I try to keep healthy hours. The experts say that our well-being is very dependent on getting the proper amount of sleep. So, I shower with chamomile body wash and go to bed on a consistent schedule that allows for the optimal number of hours for shut-eye. Then I shut my eyes and…and…and…I lay there in the dark with my eyes clamped shut and my brain set on “Ramble Aimlessly.”

Why Do We Like Ice So Much?

Everywhere I go I see ice—at restaurants in my water glass next to the little basket of sugar substitute, at the grocery store under the raw shrimp, or on the untreated steep hill that traps me in my neighborhood after a snow storm, ice is everywhere. At the movies, the soft drink machines that I am asked to operate for myself—a job for which I am completely untrained—have special big ice spouts that loudly load your provided cup with chunks of ice. Because of the size of your cup, the poor lighting, and the angle of the ice spout, it is impossible to see exactly how much ice is being dispensed. This usually leads to the necessity of dumping half of the ice into the rickety wire rack-covered trough. We waste a lot of ice. The commodity that Roman Emperors had rushed to their palaces from the glaciers of the high Alps by relays of runners so that the divine personage might have a cold sip of mulsum. Trust me, mulsum is better cold, and it’s worth a few dead runners if you can get a few ice cubes in your chalice. Still, I worry that we modern folk take ice for granted.

Who is Hosting Saturday Night Live?

I stay up late on Saturday nights. By “late” I mean I try to stay awake through the local newscast at 10 p.m. that features a cast of late-adolescent broadcasting school grads. There’s a 15-year-old anchor in red-and-white stripes, a 16-year-old sportscaster with an overbite, and a preoccupied weather guy who is wearing a tie that bothers me for some unknown subliminal reason. If I can stay awake until the smiling farewell at the end of a newscast that featured raging wildfires, war, a consumer report about the best cat beds, an approaching blizzard, and the crushing defeat of our local university boys by someone else’s university boys…then at last…Saturday Night Live starts. But here’s the problem; every time they announce the host’s name…I don’t know who the hell they are. When the host steps out to do the opening monologue, I either don’t recognize them at all or have some sort of vague memory of their face as if I knew them in a previous incarnation, nothing more. As for the musical guest…unless it’s Paul Simon, forget it. Reflecting on how out of touch I am keeps me awake.

Did I Set My Alarm?

I check at least five times during the night. “Yes, I did set my alarm,” I finally decide. But I forget to wonder, “Did I turn up the volume?” The answer to that unasked question is always, “No.” That keeps me awake until I doze off just in time to miss the alarm that silently blinks on the screen of my not-so-smart phone.

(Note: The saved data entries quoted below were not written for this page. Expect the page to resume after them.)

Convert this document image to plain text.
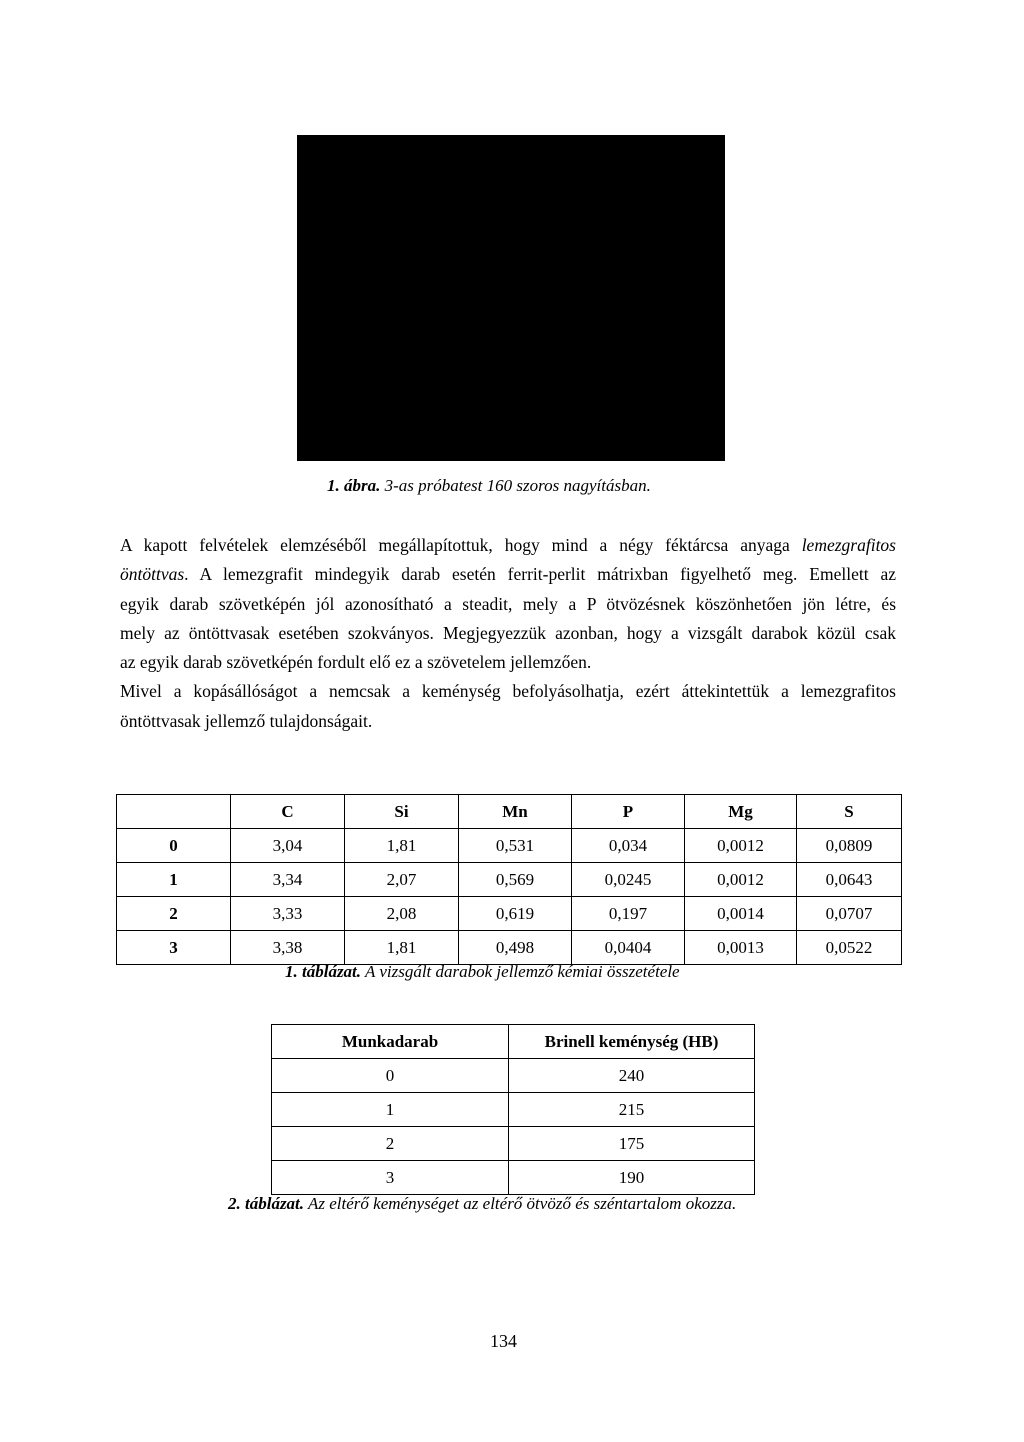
1. ábra. 3-as próbatest 160 szoros nagyításban.

A kapott felvételek elemzéséből megállapítottuk, hogy mind a négy féktárcsa anyaga lemezgrafitos
öntöttvas. A lemezgrafit mindegyik darab esetén ferrit-perlit mátrixban figyelhető meg. Emellett az
egyik darab szövetképén jól azonosítható a steadit, mely a P ötvözésnek köszönhetően jön létre, és
mely az öntöttvasak esetében szokványos. Megjegyezzük azonban, hogy a vizsgált darabok közül csak
az egyik darab szövetképén fordult elő ez a szövetelem jellemzően.

Mivel a kopásállóságot a nemcsak a keménység befolyásolhatja, ezért áttekintettük a lemezgrafitos
öntöttvasak jellemző tulajdonságait.

	C	Si	Mn	P	Mg	S
0	3,04	1,81	0,531	0,034	0,0012	0,0809
1	3,34	2,07	0,569	0,0245	0,0012	0,0643
2	3,33	2,08	0,619	0,197	0,0014	0,0707
3	3,38	1,81	0,498	0,0404	0,0013	0,0522
1. táblázat. A vizsgált darabok jellemző kémiai összetétele
Munkadarab	Brinell keménység (HB)
0	240
1	215
2	175
3	190
2. táblázat. Az eltérő keménységet az eltérő ötvöző és széntartalom okozza.
134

Why Do Some Dogs Eat Until They Explode?

I know, your dog eats sensibly. You can leave a full bowl of food in the kitchen for old Fido to graze on at his leisure. Your dog has common sense. Mine does not. If given the chance, my blind, deaf old pup would, if I left the cabinet door under the sink open, drag out the bag of Purina Lamb and Rice and gorge herself to death. Yes, dogs and their owners do grow to be more and more alike as they age. Did I close the cabinet?

And so, I “brain ramble” on…on…sleepless…did I mention that I probably forgot to put the garbage and the recycling tubs out on the curb? Or did I?